Naming a value's type isn't guessing. It's two questions, asked in order, and they never fail you.

The Two Questions

Question one — is it a label, or a number? If it sorts things into named groups (red/blue, yes/no, Year 7/Year 8), it's categorical and you're done. If it's a genuine number you'd count or measure, it's numerical — go to question two.

Question two — can it only take whole steps, or any value on a scale? If it jumps in whole counts (3 goals, 2 pets), it's discrete. If it flows smoothly so there's always a value between any two (1.7 m, 22.4 °C), it's continuous.

That's the entire decision: label or number; if number, jumps or flows. Run those two questions and every value lands in exactly one box.
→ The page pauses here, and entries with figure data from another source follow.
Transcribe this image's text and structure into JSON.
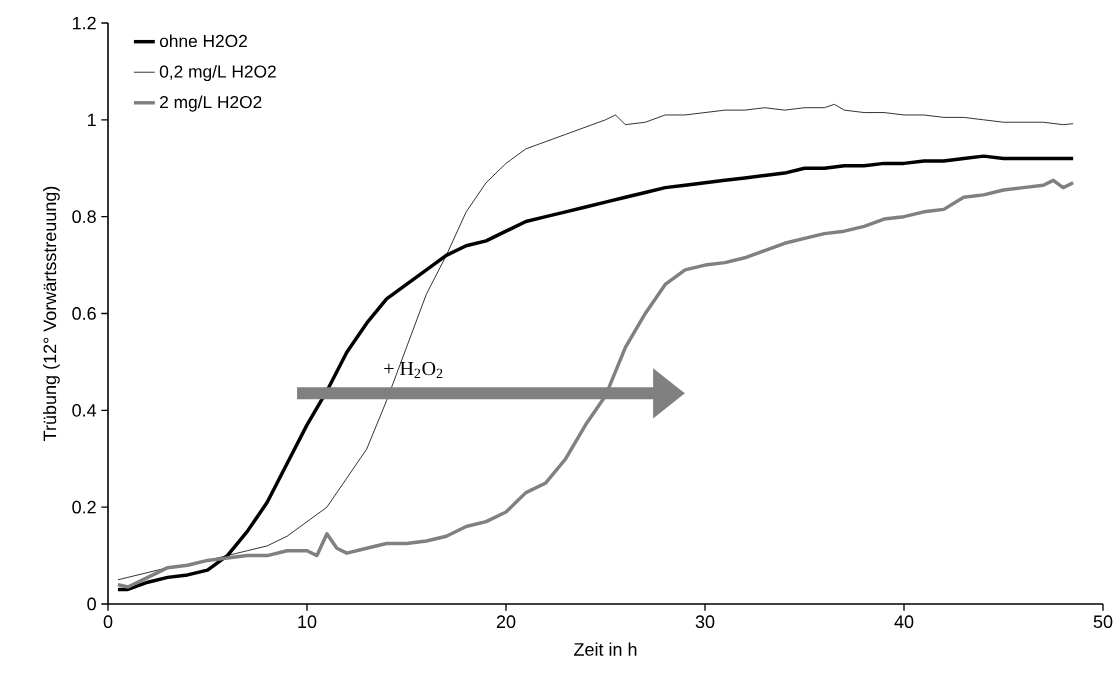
{
  "chart_data": {
    "type": "line",
    "xlabel": "Zeit in h",
    "ylabel": "Trübung (12° Vorwärtsstreuung)",
    "xlim": [
      0,
      50
    ],
    "ylim": [
      0,
      1.2
    ],
    "xticks": [
      0,
      10,
      20,
      30,
      40,
      50
    ],
    "yticks": [
      0,
      0.2,
      0.4,
      0.6,
      0.8,
      1,
      1.2
    ],
    "legend": "top left",
    "grid": false,
    "marker": "none",
    "annotations": [
      "+ H$_{2}$O$_{2}$"
    ],
    "series": [
      {
        "name": "ohne H2O2",
        "color": "#000000",
        "x": [
          0.5,
          1,
          2,
          3,
          4,
          5,
          6,
          7,
          8,
          9,
          10,
          11,
          12,
          13,
          14,
          15,
          16,
          17,
          18,
          19,
          20,
          21,
          22,
          23,
          24,
          25,
          26,
          27,
          28,
          29,
          30,
          31,
          32,
          33,
          34,
          35,
          36,
          37,
          38,
          39,
          40,
          41,
          42,
          43,
          44,
          45,
          46,
          47,
          48,
          48.5
        ],
        "values": [
          0.03,
          0.03,
          0.045,
          0.055,
          0.06,
          0.07,
          0.1,
          0.15,
          0.21,
          0.29,
          0.37,
          0.44,
          0.52,
          0.58,
          0.63,
          0.66,
          0.69,
          0.72,
          0.74,
          0.75,
          0.77,
          0.79,
          0.8,
          0.81,
          0.82,
          0.83,
          0.84,
          0.85,
          0.86,
          0.865,
          0.87,
          0.875,
          0.88,
          0.885,
          0.89,
          0.9,
          0.9,
          0.905,
          0.905,
          0.91,
          0.91,
          0.915,
          0.915,
          0.92,
          0.925,
          0.92,
          0.92,
          0.92,
          0.92,
          0.92
        ]
      },
      {
        "name": "0,2 mg/L H2O2",
        "color": "#000000",
        "x": [
          0.5,
          1,
          2,
          3,
          4,
          5,
          6,
          7,
          8,
          9,
          10,
          11,
          12,
          13,
          14,
          15,
          16,
          17,
          18,
          19,
          20,
          21,
          22,
          23,
          24,
          25,
          25.5,
          26,
          27,
          28,
          29,
          30,
          31,
          32,
          33,
          34,
          35,
          36,
          36.5,
          37,
          38,
          39,
          40,
          41,
          42,
          43,
          44,
          45,
          46,
          47,
          48,
          48.5
        ],
        "values": [
          0.05,
          0.055,
          0.065,
          0.075,
          0.08,
          0.09,
          0.1,
          0.11,
          0.12,
          0.14,
          0.17,
          0.2,
          0.26,
          0.32,
          0.42,
          0.53,
          0.64,
          0.72,
          0.81,
          0.87,
          0.91,
          0.94,
          0.955,
          0.97,
          0.985,
          1.0,
          1.01,
          0.99,
          0.995,
          1.01,
          1.01,
          1.015,
          1.02,
          1.02,
          1.025,
          1.02,
          1.025,
          1.025,
          1.032,
          1.02,
          1.015,
          1.015,
          1.01,
          1.01,
          1.005,
          1.005,
          1.0,
          0.995,
          0.995,
          0.995,
          0.99,
          0.992
        ]
      },
      {
        "name": "2 mg/L H2O2",
        "color": "#808080",
        "x": [
          0.5,
          1,
          2,
          3,
          4,
          5,
          6,
          7,
          8,
          9,
          10,
          10.5,
          11,
          11.5,
          12,
          13,
          14,
          15,
          16,
          17,
          18,
          19,
          20,
          20.5,
          21,
          22,
          23,
          24,
          25,
          26,
          27,
          28,
          29,
          30,
          31,
          32,
          33,
          34,
          35,
          36,
          37,
          38,
          39,
          40,
          41,
          42,
          43,
          44,
          45,
          46,
          47,
          47.5,
          48,
          48.5
        ],
        "values": [
          0.04,
          0.035,
          0.055,
          0.075,
          0.08,
          0.09,
          0.095,
          0.1,
          0.1,
          0.11,
          0.11,
          0.1,
          0.145,
          0.115,
          0.105,
          0.115,
          0.125,
          0.125,
          0.13,
          0.14,
          0.16,
          0.17,
          0.19,
          0.21,
          0.23,
          0.25,
          0.3,
          0.37,
          0.43,
          0.53,
          0.6,
          0.66,
          0.69,
          0.7,
          0.705,
          0.715,
          0.73,
          0.745,
          0.755,
          0.765,
          0.77,
          0.78,
          0.795,
          0.8,
          0.81,
          0.815,
          0.84,
          0.845,
          0.855,
          0.86,
          0.865,
          0.875,
          0.86,
          0.87
        ]
      }
    ]
  }
}
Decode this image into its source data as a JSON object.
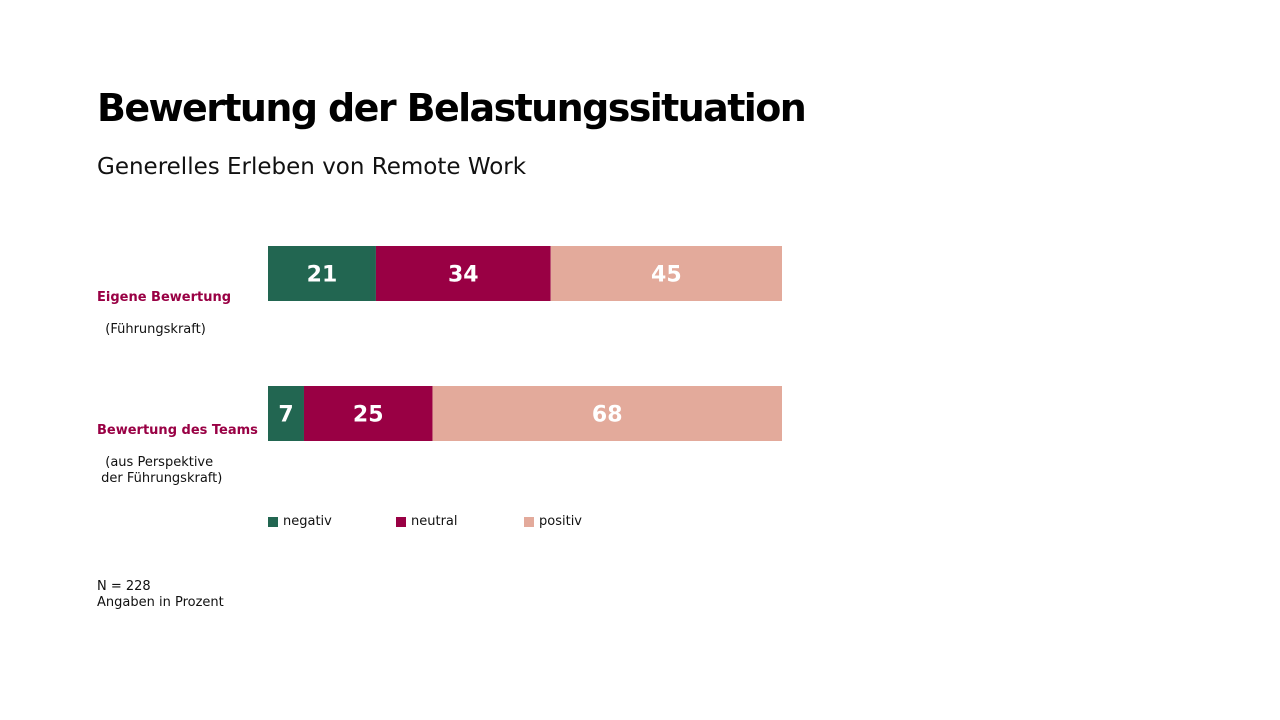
{
  "title": "Bewertung der Belastungssituation",
  "subtitle": "Generelles Erleben von Remote Work",
  "footnote": {
    "n": "N = 228",
    "unit": "Angaben in Prozent"
  },
  "colors": {
    "negativ": "#226651",
    "neutral": "#990044",
    "positiv": "#e3aa9b",
    "label_accent": "#990044"
  },
  "chart_data": {
    "type": "bar",
    "orientation": "horizontal",
    "stacked": true,
    "normalized": true,
    "categories": [
      {
        "title": "Eigene Bewertung",
        "detail": "(Führungskraft)"
      },
      {
        "title": "Bewertung des Teams",
        "detail": "(aus Perspektive\n der Führungskraft)"
      }
    ],
    "series": [
      {
        "name": "negativ",
        "values": [
          21,
          7
        ]
      },
      {
        "name": "neutral",
        "values": [
          34,
          25
        ]
      },
      {
        "name": "positiv",
        "values": [
          45,
          68
        ]
      }
    ],
    "xlim": [
      0,
      100
    ],
    "grid": false,
    "legend": "bottom"
  }
}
Say it plainly: ask “label or number?” first. If it's a number, ask “jumps or flows?” Two questions, one answer, no exceptions.

A Dataset Is a Table

Out in the wild you don't get one value, you get a dataset — and a dataset is just a table. Each row is one thing you observed (one student, one day, one frog). Each column is a variable — one feature you recorded about every thing (their height, their favourite sport, the temperature that day). And here's the rule that makes the whole topic tidy: every column has one data type. The “height” column is all continuous numbers; the “eye colour” column is all categorical labels. You don't type single values in real life — you type whole columns.

A Worked One, Slowly

A class survey has these columns: Name, Favourite sport, Number of siblings, Height (cm), Travels by bus? (Y/N). Take them one at a time with the two questions. Name — a label, so categorical. Favourite sport — a label, categorical. Number of siblings — a number, and it jumps in whole counts, so numerical → discrete. Height — a number that flows smoothly, so numerical → continuous. Travels by bus? — yes or no is a label, categorical. Five columns, five clean answers, and now you know exactly what each one will let you do later. Naming the column first is the move that earns marks every time.

Us, Thinking Out Loud

Could you run the two questions back to me on “shoe size” without peeking?

In our class-survey table, which column would change type if we recorded “siblings” as “none / a few / lots” instead of a number?